Matthias Constantin organisierte die Mahnwache

Er erinnerte auch an die anderen Kreuzungen, auf denen es immer mal wieder zu Unfällen kam, beispielsweise 2022 als zwei Rentner ein paar Kilometer weiter nördlich an der Ampelkreuzung ihr Leben ließen. Für das Landesamt für Straßenbau und Verkehr ist die Kreuzung der Kraftfahrstraße B107n und Staatsstraße 38 aktuell kein Unfallschwerpunkt und ohne diese Erkenntnis werden solche Kreuzungen eben auch nicht so schnell entschärft.

Hier gibt es bundeseinheitliche Regeln, welche genau besagen, ab wann eine Kreuzung als Unfallschwerpunkte gilt. Festgestellt werden diese Schwerpunkte dann durch die Polizei, welche wiederum die Unfallkommission einschaltet.
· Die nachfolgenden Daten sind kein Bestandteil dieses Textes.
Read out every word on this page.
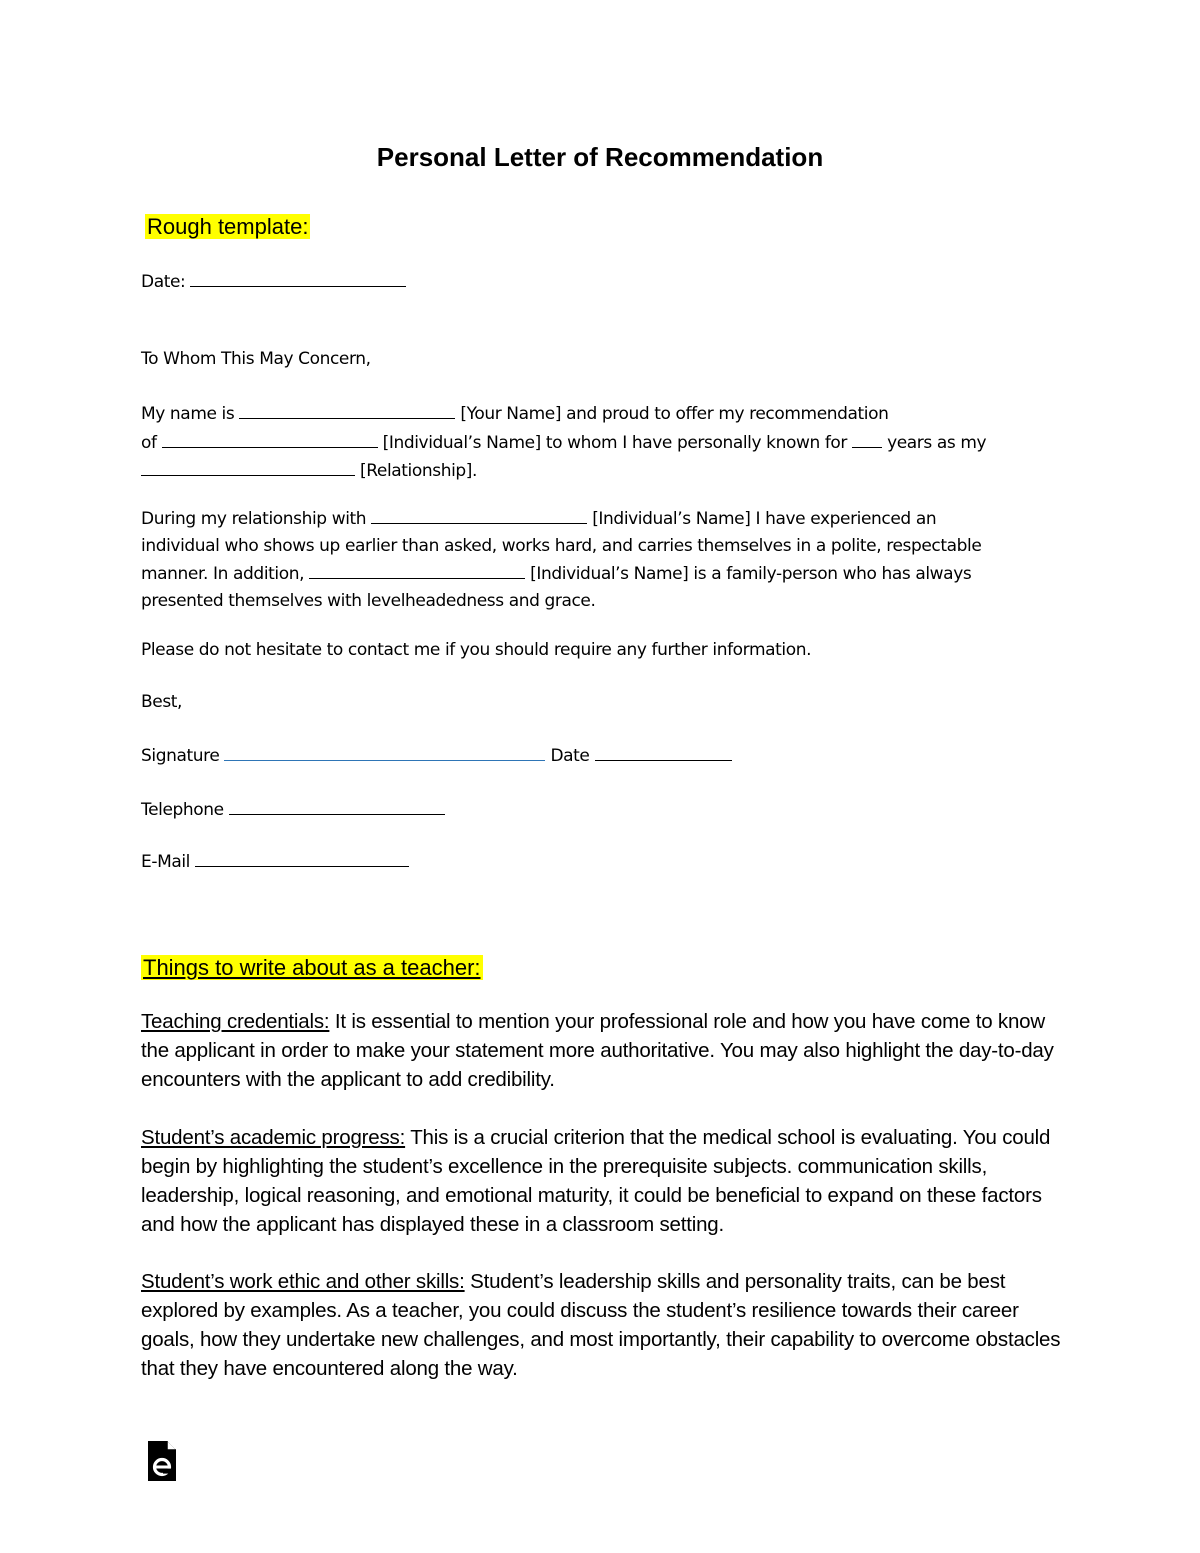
Personal Letter of Recommendation
Rough template:

Date:

To Whom This May Concern,

My name is	[Your Name] and proud to offer my recommendation

of	[Individual’s Name] to whom I have personally known for years as my

[Relationship].

During my relationship with	[Individual’s Name] I have experienced an

individual who shows up earlier than asked, works hard, and carries themselves in a polite, respectable

manner. In addition,	[Individual’s Name] is a family-person who has always

presented themselves with levelheadedness and grace.

Please do not hesitate to contact me if you should require any further information.

Best,

Signature	Date

Telephone

E-Mail

Things to write about as a teacher:

Teaching credentials: It is essential to mention your professional role and how you have come to know the applicant in order to make your statement more authoritative. You may also highlight the day-to-day encounters with the applicant to add credibility.

Student’s academic progress: This is a crucial criterion that the medical school is evaluating. You could begin by highlighting the student’s excellence in the prerequisite subjects. communication skills, leadership, logical reasoning, and emotional maturity, it could be beneficial to expand on these factors and how the applicant has displayed these in a classroom setting.

Student’s work ethic and other skills: Student’s leadership skills and personality traits, can be best explored by examples. As a teacher, you could discuss the student’s resilience towards their career goals, how they undertake new challenges, and most importantly, their capability to overcome obstacles that they have encountered along the way.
Die etwa fünf Kilometer lange Ortsumfahrung wird allerdings nur allzu gern als „Rennstrecke“ genutzt.  Zwar ist die Geschwindigkeit in den Kreuzungsbereichen auf 70 begrenzt, aber es werde „so gut wie gar nicht kontrolliert“, sagen Anwohner. Nach dem zweiten Unfall wurden nachträglich noch einmal Stoppschilder auf der S38 angebracht und die Ampelschaltungen wurden ebenfalls angepasst. Genützt hat das auf Dauer wohl nichts, denn eben 2023 kam es zum nächsten tödlichen Unfall, bei dem ein LKW mit einem PKW kollidierte. Solange sich an dieser Kreuzung nicht baulich etwas verändert, so werde es „wohl nur eine Frage der Zeit sein, bis das vierte Kreuz steht“.